Plateforme : Xbox 360
Date de sortie : 26/11/2010
Développeur : Bottle Rocket
Distributeur : Namco
Si vous avez moins de trente ans, il y a bien peu de chance que le nom de Splatterhouse vous parle. Une certitude toutefois, vous avez assurément entendu parler de la version que nous testons ici et, pour peu que vous suiviez avec assiduité l’actualité vidéoludique, vous avez même déjà vu différents trailers de cette mouture new-gen. Ce qui, n’en doutons pas, aura certainement eu pour effet de vous faire hausser un sourcil et afficher un air dubitatif à la vue de ce qui semble être un banal jeu d’action à la violence gratuite où l’hémoglobine coule à flot, le tout baignant dans une profonde ambiance horrifique. Un avis, ma foi, tout ce qu’il y a de plus légitime. De prime abord, en tout cas… Si, par contre, vous êtes né avant 1980 et que vous avez eu la chance de vivre la formidable ascension de ce médium révolutionnaire qu’est le jeu vidéo, vous ne pouvez demeurer insensible à la simple évocation de ce titre.

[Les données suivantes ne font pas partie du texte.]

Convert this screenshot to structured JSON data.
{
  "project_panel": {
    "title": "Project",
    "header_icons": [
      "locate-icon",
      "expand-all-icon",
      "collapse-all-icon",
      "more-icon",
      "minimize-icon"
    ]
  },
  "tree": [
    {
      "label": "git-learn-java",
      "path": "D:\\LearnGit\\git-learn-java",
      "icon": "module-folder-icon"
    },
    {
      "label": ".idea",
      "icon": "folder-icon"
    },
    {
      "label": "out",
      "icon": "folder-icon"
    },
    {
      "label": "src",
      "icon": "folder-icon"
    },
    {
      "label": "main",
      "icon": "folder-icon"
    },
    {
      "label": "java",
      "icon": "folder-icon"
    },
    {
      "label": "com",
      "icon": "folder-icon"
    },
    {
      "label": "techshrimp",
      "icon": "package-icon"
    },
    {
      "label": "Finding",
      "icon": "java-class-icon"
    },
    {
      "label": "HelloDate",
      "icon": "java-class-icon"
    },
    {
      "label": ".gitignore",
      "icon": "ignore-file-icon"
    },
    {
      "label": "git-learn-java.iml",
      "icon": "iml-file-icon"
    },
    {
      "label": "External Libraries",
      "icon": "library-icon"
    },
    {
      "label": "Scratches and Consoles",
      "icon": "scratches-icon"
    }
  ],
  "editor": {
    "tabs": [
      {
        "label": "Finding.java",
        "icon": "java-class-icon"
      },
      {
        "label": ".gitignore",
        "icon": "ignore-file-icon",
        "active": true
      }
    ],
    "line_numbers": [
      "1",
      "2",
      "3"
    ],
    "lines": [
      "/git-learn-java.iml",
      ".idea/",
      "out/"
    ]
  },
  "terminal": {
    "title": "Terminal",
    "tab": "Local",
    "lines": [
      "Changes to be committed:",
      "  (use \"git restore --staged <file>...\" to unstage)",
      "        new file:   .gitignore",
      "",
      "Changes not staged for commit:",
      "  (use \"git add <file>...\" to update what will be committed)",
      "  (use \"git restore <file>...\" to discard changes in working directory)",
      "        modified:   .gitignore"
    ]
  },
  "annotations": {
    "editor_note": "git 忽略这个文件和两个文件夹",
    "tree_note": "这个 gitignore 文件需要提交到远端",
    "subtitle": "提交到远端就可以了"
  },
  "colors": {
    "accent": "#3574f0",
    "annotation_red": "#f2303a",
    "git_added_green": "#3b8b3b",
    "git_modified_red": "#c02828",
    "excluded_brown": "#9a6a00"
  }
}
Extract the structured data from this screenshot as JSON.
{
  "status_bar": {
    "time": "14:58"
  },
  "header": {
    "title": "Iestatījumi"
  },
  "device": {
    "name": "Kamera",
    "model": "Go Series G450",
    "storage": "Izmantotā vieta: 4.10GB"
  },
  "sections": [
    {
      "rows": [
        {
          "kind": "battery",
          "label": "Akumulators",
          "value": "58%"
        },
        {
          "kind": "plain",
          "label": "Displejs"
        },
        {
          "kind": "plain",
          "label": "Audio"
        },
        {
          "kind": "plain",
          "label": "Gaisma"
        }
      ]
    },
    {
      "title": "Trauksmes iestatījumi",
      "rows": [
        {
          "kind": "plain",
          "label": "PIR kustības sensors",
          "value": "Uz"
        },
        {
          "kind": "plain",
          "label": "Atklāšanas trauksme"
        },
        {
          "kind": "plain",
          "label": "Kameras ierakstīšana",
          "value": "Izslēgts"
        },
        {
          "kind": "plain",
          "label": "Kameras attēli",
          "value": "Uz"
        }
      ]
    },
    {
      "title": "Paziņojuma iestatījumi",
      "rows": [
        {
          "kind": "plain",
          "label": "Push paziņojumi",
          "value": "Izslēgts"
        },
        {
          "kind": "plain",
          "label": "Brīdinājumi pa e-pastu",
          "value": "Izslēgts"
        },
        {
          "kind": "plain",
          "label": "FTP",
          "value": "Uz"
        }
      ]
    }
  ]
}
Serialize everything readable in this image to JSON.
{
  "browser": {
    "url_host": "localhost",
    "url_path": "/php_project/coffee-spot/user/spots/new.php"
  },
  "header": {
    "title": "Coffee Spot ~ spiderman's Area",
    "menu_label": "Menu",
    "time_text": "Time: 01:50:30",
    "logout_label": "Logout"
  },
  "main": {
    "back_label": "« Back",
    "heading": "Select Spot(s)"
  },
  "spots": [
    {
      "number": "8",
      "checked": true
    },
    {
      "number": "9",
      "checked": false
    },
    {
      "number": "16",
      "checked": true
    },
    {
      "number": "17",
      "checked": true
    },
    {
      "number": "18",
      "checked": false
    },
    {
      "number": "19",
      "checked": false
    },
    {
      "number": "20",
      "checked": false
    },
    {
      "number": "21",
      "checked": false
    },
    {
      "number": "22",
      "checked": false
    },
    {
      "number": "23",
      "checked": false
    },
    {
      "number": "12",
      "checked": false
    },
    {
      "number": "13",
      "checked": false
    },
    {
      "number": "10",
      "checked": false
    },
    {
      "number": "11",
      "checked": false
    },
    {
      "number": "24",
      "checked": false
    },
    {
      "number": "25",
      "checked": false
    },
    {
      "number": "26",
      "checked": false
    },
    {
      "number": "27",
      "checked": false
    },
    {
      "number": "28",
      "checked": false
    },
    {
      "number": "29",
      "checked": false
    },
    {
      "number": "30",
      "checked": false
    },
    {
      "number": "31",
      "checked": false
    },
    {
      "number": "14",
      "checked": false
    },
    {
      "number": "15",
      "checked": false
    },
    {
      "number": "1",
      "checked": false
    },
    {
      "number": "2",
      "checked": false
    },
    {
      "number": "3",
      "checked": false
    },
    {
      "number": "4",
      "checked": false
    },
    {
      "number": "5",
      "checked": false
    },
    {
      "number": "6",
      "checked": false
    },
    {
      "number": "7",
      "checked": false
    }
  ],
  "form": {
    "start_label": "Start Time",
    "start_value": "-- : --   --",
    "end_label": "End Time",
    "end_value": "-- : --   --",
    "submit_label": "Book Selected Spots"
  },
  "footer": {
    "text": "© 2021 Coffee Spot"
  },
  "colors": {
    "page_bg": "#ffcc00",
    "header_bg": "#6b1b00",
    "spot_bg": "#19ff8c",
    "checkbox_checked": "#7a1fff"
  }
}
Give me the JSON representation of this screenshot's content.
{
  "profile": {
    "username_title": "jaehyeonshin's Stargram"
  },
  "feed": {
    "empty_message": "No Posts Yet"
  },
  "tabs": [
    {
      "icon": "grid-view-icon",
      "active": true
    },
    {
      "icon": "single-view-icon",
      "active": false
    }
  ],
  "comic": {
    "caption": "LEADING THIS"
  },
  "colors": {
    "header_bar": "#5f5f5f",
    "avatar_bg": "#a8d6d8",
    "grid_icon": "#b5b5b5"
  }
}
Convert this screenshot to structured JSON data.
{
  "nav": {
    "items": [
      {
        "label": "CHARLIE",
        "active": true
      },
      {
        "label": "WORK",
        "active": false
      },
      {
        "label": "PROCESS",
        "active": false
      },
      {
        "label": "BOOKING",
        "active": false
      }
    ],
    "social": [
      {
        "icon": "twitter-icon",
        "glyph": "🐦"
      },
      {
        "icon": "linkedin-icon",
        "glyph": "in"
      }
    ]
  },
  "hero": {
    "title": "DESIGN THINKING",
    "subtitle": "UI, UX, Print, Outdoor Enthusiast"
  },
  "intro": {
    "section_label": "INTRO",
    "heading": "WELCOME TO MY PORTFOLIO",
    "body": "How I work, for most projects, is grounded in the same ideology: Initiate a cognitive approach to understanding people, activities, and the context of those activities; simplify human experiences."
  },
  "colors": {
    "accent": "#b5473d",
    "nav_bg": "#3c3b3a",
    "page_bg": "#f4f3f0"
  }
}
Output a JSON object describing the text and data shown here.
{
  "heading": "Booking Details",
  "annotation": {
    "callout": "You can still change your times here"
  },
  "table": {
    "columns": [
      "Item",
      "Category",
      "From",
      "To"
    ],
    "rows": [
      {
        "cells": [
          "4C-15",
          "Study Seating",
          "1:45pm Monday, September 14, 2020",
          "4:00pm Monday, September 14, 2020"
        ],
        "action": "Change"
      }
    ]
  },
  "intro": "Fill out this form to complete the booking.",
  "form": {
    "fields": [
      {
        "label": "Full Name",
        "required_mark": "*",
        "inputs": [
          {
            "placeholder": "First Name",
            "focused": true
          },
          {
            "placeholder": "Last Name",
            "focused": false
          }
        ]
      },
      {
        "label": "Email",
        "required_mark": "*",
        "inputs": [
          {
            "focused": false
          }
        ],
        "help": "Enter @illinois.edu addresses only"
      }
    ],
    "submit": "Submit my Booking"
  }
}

Car Splatterhouse est et restera pour toute une génération de joueurs un des jeux vidéo les plus emblématiques de la fin des années 80 et du début des années 90. Rien que ça.
Rick et Jason sont sur un bateau…
Comme vous le voyez, l’héritage est lourd. Il est donc normal d’avoir certaines appréhensions au moment d’insérer la galette dans la console. Après tout, on ne compte plus les gloires d’antan maladroitement remises au goût du jour par des éditeurs peu scrupuleux pour surfer sur la vague du revival. Golden Axe en est un parfait exemple, pour ne citer que lui. Les craintes concernant ce Splatterhouse sont d’autant plus légitimes que les premiers médias ayant filtrés sur la version 2010 de ce grand classique n’avaient rien de rassurant, loin s’en faut. Mais il faut croire que les échos alarmistes d’un noyau de fans auront eu le mérite de bousculer Namco Bandai dans ses certitudes. Le projet a donc été entièrement rebooté pour correspondre au mieux aux attentes des joueurs de la première heure. Et ce, malgré un état d’avancement déjà bien prononcé. Une démarche suffisamment rare pour être soulignée et, surtout, saluée. Le pari est-il pour autant réussi ? L’essai est-il transformé ? C’est ce que nous allons découvrir tout de suite…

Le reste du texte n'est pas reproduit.